Güvenlik Sektörünün Demokratik Denetimi Almanak-2’nin iki editöründen birisiniz. Türkiye’de bu alanda yaşanan sorun tam olarak ne?
Tüm dünyada güvenlik hizmetlerinde çalışan aktörler, sivil demokratik güçlerce denetlenmekten pek hoşlanmazlar. Bu, Türkiye’ye özgü değil tüm dünyada böyle ve demokratikleşme açısından önemli bir gerilim noktasıdır. Polis; milletvekilleri, avukatlar, insan hakları derneklerince, asker; kendisinin bütçesinin harcamalarının sivil güçlerce denetlenmesinden hoşlanmaz. O kadar ki, sivil güvenlik hizmeti sunan kuruluşlar bile denetim dışında kalmak ve olağanüstü yetki istemekte ısrarcıdırlar.
Neden böyledir?
Çünkü ‘konu, güvenlik olduğu için bu hizmeti verenlere takdir yetkisi verilmelidir yoksa güvenlik hizmetinde aksama olur ve telafisi mümkün olmayan sonuçlar ortaya çıkar’ diye bir genel yaklaşım vardır.
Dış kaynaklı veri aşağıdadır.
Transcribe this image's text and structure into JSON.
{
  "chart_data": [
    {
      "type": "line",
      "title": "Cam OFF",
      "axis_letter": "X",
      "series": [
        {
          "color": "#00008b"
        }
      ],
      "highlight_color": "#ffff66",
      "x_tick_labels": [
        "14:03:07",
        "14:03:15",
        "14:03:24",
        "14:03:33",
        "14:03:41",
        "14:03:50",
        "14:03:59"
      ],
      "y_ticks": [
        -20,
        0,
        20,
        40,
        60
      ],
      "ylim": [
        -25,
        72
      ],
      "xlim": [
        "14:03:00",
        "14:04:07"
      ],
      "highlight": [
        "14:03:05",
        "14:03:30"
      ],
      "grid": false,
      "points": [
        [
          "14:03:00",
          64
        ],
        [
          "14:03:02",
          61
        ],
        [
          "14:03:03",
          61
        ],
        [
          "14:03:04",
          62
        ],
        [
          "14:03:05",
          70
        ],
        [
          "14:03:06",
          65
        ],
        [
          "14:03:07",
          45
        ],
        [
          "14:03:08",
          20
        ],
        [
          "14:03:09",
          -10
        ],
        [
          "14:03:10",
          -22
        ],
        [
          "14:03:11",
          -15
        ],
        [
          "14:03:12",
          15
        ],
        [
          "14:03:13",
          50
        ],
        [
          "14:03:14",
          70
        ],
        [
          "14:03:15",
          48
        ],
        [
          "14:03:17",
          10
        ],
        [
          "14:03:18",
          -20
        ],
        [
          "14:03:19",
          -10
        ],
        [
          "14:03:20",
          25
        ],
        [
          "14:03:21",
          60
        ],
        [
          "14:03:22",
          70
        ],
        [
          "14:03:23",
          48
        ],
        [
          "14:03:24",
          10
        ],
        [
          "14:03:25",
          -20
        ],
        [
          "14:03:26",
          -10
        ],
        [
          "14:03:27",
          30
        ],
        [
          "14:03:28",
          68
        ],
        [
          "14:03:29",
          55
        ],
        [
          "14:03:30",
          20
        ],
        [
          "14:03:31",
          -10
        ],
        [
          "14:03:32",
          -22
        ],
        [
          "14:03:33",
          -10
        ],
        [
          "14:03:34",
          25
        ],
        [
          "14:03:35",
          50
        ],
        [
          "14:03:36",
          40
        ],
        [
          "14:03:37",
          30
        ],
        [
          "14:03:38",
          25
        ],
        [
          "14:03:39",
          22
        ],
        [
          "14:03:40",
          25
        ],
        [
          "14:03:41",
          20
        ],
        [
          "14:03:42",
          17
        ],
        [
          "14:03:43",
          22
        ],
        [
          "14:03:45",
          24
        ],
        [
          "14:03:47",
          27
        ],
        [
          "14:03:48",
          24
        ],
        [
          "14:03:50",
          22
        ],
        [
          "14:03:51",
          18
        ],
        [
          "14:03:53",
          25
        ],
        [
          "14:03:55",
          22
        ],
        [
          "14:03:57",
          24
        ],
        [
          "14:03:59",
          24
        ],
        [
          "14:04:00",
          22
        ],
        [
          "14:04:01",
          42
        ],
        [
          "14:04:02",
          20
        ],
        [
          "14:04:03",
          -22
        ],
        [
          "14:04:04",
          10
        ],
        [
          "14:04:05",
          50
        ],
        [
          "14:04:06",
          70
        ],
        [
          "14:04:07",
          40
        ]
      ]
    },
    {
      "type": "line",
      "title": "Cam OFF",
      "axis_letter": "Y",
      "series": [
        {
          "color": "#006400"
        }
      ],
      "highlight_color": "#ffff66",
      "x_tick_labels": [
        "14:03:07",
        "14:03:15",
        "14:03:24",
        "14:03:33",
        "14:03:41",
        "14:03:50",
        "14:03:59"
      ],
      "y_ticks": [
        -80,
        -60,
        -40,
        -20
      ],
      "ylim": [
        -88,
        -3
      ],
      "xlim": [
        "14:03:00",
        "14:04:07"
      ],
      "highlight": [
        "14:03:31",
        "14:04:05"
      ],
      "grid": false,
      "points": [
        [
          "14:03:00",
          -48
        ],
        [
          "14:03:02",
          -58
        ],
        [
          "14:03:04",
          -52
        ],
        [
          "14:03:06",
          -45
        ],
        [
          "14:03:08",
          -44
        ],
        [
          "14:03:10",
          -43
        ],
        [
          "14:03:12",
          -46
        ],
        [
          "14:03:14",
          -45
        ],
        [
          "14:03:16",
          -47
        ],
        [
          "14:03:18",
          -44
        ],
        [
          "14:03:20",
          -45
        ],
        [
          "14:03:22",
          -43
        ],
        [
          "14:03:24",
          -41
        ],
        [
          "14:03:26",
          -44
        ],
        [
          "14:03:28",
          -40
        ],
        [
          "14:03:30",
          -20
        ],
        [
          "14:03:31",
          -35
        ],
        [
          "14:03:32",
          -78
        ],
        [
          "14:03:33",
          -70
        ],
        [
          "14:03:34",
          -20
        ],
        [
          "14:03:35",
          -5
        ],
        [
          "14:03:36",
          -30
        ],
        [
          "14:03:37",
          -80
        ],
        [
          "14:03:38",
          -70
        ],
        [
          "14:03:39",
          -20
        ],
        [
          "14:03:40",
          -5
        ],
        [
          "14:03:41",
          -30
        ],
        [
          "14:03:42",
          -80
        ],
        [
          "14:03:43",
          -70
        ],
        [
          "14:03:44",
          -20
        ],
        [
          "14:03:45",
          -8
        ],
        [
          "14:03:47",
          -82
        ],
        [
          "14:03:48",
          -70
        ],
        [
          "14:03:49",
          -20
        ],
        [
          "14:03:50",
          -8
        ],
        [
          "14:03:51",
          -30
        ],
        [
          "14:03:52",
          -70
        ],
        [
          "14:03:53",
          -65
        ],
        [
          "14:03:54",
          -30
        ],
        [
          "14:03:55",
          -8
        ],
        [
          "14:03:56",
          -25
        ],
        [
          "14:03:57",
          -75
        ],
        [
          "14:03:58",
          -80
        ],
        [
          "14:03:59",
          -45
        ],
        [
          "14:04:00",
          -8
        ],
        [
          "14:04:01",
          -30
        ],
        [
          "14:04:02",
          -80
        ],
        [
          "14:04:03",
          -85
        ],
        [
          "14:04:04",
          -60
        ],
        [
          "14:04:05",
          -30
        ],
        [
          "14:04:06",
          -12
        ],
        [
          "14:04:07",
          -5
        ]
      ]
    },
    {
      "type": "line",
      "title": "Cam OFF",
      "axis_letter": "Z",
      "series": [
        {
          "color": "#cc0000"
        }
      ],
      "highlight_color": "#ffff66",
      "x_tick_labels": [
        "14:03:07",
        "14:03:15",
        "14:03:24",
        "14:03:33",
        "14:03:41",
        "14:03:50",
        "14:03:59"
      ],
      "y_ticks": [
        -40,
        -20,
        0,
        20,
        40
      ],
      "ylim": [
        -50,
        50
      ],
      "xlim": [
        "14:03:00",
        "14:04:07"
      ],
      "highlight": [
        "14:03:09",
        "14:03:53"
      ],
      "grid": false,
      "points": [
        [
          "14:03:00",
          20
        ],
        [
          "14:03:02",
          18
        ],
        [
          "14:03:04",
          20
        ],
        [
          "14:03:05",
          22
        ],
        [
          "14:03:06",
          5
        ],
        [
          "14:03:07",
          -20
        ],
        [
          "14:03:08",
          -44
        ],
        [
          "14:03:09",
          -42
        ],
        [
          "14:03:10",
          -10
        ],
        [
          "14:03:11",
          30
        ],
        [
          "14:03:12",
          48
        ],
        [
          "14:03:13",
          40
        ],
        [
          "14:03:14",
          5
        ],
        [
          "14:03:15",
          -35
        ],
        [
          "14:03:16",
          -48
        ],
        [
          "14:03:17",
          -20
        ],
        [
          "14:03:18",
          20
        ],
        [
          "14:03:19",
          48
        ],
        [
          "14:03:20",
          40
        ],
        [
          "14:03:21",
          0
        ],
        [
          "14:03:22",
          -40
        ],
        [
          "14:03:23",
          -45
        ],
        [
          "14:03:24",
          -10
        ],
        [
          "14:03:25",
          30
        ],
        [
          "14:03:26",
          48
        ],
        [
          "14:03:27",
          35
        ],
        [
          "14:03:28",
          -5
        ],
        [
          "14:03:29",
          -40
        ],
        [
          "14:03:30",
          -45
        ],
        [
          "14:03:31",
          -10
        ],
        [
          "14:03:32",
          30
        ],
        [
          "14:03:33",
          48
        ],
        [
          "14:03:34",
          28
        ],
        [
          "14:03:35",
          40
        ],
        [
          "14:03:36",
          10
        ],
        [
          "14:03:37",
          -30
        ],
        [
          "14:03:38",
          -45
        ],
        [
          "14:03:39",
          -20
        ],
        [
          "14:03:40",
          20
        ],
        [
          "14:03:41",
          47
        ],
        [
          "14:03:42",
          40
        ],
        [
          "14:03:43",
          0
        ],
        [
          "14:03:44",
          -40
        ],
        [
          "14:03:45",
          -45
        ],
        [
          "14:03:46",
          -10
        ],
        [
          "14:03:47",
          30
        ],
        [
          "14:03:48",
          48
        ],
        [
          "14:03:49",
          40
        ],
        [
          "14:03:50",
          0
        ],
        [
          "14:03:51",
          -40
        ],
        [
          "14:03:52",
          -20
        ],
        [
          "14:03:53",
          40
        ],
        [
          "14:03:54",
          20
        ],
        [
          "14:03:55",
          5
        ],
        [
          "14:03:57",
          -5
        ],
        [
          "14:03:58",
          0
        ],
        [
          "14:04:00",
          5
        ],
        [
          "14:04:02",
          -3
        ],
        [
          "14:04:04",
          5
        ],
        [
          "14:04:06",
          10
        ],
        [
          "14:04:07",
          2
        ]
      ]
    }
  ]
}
Yapıp ettiklerinin hikmetinden sual olunamaz olduğu düşüncesindeler yani!
Aynen öyle. Bu asker için de, polis için de, sivil güvenlik görevlileri için de geçerli. Güvenlik anlayışı, güvenlik sektöründe çalıştığınız andan itibaren otomatikman sizi böyle bir geniş takdir yetkisi tanınması talebine götürür. Ama demokratik toplumlarda bu yetki sınırlanır, denetlenir. Bu da, esas olarak parlamento ve onu tamamlayan denetim kuruluşlarının görevidir. Türkiye’de sorun, asker sivil çatışması olarak algılanıyor ama buna indirgenmemesi lazım.
TSK SİYASİ PARTİ GİBİ
Bu sorunun böyle algılanması Türkiye’ye mi özgü peki?
Latin Amerika’da bu sorunlar yaşandı. Darbe sonrası Arjantin’de darbeciler yargılandı. Bugün Latin Amerika’da, özellikle Brezilya gibi büyük ve güçlü ülkelerde askeri vesayet sorunu büyük ölçüde aşıldı. Ama bu sorun bütünüyle hiçbir yerde çözülmez. ABD’de de askerler kendilerine bir kapalı alan oluşturmaya çalışıyorlar ama güvenlik konusunda uzmanlaşmış, söz sahibi sivil güçler ve partiler alanı boş bırakmıyor. ABD’de ulusal güvenlik konseyi askerlerin egemen olduğu bir konsey değildir. Türkiye’de, Cumhuriyet’in kuruluşundan beri var olan ve askeri darbelerle zaman içinde pekişen bir askeri vesayet sorunumuz var. TSK mensupları siyasal iktidarda olmasalar da kendilerini ülkenin siyasal yönetiminden sorumlu bir zümre olarak görüyorlar. TSK bir siyasal parti görünümü arz ediyor.
3 hakiki, 1 post modern darbe ile bir adet e-muhtıranın etkisi katkısı ne oldu soruna?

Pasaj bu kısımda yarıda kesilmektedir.